Practice-Based and Lifelong Learning

Artifact: ALIEM Bridge to EM

The layout of my 4th year of medical school has been drastically different from previous years, in that I’ve had extensive amounts of time off clinical duties. Because of the way interview season and my longitudinal courses played out, I’ve been more or less out of the hospital for ~5 months. While I’ve definitely been making the most of this time off and enjoying it before residency starts, I realized a couple months in that I had been neglecting keeping up with any studying, simply because I wasn’t being tested or being challenged in the hospital. It’s also one of the first times I’ve had no solid structure in my studying goals. Previously, I had a final or a board exam to study for, which allowed me to have a narrowed focus and learning objectives set out before me. With this realization, I decided I would need to be more intentional about my learning going forward.

The first thing I needed to do is set learning objectives for myself. Without a goal to strive towards, I wouldn’t know where to begin. I plan to go into emergency medicine, so my learning goals would need to cover a wide variety of topics. That being said, there is certainly an “emergency medicine” approach to these topics. I decided to use a textbook called “Rosen’s Emergency Medicine: Concepts and Clinical Practice”, which does an incredibly thorough review of EM topics.
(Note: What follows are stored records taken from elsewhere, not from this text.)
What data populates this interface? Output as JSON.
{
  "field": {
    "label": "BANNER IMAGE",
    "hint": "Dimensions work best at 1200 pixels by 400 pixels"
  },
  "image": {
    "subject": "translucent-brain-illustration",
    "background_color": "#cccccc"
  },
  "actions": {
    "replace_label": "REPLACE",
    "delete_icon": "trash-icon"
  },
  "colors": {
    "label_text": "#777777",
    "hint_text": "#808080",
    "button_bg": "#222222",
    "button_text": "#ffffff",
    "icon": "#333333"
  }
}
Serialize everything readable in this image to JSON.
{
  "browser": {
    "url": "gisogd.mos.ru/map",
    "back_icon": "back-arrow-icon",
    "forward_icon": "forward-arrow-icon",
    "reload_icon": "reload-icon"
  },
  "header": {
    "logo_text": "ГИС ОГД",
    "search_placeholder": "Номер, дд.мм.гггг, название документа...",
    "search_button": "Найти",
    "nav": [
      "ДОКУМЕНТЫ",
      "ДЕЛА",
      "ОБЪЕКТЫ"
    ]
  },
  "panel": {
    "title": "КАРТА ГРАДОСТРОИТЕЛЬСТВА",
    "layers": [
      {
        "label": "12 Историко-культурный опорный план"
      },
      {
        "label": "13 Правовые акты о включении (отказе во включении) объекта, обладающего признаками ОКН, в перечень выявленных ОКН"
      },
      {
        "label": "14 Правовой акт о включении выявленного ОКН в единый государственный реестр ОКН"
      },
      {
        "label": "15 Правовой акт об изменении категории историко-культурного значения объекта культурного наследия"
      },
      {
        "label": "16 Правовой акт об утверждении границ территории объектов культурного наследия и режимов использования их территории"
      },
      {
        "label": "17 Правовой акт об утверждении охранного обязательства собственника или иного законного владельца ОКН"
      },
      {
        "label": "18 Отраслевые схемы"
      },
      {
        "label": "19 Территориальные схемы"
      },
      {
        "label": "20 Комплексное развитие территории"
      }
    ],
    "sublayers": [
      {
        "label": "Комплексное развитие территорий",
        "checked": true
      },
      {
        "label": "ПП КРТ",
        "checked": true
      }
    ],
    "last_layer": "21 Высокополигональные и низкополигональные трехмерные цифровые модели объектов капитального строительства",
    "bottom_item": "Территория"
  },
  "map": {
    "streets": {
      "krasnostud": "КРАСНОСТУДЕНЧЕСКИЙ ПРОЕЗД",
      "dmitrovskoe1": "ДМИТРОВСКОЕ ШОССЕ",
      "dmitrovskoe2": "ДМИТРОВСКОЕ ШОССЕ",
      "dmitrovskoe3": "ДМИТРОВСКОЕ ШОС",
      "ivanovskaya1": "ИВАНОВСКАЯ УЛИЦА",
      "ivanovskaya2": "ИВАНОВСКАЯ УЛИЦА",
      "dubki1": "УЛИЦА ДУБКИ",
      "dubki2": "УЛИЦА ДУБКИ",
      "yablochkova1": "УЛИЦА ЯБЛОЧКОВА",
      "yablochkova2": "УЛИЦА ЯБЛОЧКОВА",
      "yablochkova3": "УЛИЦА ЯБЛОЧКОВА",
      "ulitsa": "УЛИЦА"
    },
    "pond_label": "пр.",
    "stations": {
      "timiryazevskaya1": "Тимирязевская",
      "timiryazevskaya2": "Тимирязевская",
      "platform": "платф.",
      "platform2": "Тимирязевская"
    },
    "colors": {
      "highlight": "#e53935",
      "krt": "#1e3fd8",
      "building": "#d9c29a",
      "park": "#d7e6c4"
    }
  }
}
My plan has been to read one chapter of this book every 2-3 days, taking notes as I go along and reviewing old notes.

During one of my interviews, a physician directed me towards an amazing resource for preparing to be an intern in emergency medicine. It’s called the ALIEM Bridge to EM1, assembled by a popular emergency medicine blog. It consists of podcasts, journal articles, blog posts, and more. It’s an incredible FOAMed resource that seems very comprehensive. This resource provided me with a framework within which I can work towards my learning objectives. The whole experience taught me a lot about how important it is to take ownership of your learning and use the resources available to you in order to develop a strong learning plan.

My goal is to finish this 8-week program, and I plan to start it 2 months prior to residency beginning. This way, I’ll have further built a foundation with which I can go into intern year.